これまでコイントークンとしていたものがCoffersと呼ばれ、専用のマットがついてくるようです。これがゲームにどう影響するかと言うと、どうやら支配中にこのCoffersを得られるプレイヤーは再び被支配者とするとし、支配中に支配者が得るトークンを負債トークンだけにしたい、というようなのです。

As I mentioned in Discord, there is another change coming that you won't see until Alchemy, which is, Possession is now going to call out the Debt token specifically - you get the cards they would get and the Debt tokens they would get. It will have the symbol on the card, weird though that is.
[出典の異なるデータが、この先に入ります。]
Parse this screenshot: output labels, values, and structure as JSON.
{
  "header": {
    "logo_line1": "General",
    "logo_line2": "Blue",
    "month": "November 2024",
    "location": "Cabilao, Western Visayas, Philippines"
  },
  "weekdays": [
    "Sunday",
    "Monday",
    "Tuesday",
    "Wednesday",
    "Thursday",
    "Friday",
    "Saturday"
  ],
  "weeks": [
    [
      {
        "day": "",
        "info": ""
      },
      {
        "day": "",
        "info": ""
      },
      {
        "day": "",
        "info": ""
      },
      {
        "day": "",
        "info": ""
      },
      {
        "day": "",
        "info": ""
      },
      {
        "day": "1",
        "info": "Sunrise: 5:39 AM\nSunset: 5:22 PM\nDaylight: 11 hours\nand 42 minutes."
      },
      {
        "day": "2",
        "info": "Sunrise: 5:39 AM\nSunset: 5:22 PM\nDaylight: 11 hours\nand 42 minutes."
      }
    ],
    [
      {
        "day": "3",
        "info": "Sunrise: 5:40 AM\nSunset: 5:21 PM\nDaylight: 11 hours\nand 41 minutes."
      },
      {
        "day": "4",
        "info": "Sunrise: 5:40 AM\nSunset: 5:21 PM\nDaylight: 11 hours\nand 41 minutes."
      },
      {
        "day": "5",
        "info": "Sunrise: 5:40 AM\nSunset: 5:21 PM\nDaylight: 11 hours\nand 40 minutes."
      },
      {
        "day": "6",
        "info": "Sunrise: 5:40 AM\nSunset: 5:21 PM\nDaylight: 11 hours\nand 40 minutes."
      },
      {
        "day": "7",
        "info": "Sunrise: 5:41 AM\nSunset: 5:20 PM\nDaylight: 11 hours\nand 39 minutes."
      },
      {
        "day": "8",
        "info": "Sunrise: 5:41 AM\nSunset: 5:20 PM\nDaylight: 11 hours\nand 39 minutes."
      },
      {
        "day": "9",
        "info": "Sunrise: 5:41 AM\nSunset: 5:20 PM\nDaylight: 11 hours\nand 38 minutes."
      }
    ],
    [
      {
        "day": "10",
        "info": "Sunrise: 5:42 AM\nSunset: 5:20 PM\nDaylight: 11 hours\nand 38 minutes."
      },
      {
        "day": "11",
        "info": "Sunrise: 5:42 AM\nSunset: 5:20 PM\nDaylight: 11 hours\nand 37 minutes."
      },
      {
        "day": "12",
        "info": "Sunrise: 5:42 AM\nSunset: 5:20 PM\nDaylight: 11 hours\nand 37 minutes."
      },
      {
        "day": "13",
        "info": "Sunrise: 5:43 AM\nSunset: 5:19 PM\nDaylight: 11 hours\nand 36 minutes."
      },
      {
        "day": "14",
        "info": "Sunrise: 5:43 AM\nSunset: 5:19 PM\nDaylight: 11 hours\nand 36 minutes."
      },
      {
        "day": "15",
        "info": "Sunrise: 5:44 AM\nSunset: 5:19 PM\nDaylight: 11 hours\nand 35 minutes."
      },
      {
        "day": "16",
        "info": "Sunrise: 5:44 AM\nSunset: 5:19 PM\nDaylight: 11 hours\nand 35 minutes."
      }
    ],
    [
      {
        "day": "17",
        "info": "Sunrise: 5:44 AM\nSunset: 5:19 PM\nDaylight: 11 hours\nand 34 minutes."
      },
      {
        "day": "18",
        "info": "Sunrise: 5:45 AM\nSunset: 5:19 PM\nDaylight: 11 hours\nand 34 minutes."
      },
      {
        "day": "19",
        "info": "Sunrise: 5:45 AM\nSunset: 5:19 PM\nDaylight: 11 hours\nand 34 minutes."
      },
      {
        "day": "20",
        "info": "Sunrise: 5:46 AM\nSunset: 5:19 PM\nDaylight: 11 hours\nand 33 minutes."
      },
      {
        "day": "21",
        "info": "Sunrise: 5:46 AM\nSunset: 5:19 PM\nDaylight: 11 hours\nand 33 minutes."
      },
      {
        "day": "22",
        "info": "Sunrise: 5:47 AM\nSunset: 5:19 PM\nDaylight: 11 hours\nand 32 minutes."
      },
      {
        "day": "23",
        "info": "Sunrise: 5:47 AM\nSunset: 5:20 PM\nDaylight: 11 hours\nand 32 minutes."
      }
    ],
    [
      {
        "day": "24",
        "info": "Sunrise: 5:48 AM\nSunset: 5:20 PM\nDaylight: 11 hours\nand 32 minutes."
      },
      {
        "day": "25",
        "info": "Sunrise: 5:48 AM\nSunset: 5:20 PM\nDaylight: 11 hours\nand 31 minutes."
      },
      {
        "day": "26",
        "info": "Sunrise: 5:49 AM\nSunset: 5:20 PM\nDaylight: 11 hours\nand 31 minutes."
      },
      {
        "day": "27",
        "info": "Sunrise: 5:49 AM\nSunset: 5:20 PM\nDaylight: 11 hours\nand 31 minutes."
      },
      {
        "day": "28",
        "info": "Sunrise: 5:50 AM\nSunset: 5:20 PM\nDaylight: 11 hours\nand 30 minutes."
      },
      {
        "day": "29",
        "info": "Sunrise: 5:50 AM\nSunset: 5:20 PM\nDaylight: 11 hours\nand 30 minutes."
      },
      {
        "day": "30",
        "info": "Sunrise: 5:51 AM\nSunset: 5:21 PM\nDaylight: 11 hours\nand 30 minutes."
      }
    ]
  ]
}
http://forum.dominionstrategy.com/index.php?topic=5799.msg751394#msg751394

Yes, that's what I'm saying, just Debt tokens.

http://forum.dominionstrategy.com/index.php?topic=5799.msg751401#msg751401

これは今後再販される錬金術のマニュアルで明記されるそうなのですが、支配とトークンの扱いについては一度ルール変更を行っているだけに、このように裁定がぶれる様な処置はあまり歓迎できません。
ひとまずはまだ気にしなくていいと思われますが、錬金術の新たなバージョンが発売されたときには、上に書いた勝利点トークンの獲得者の裁定も変更されることになるようです。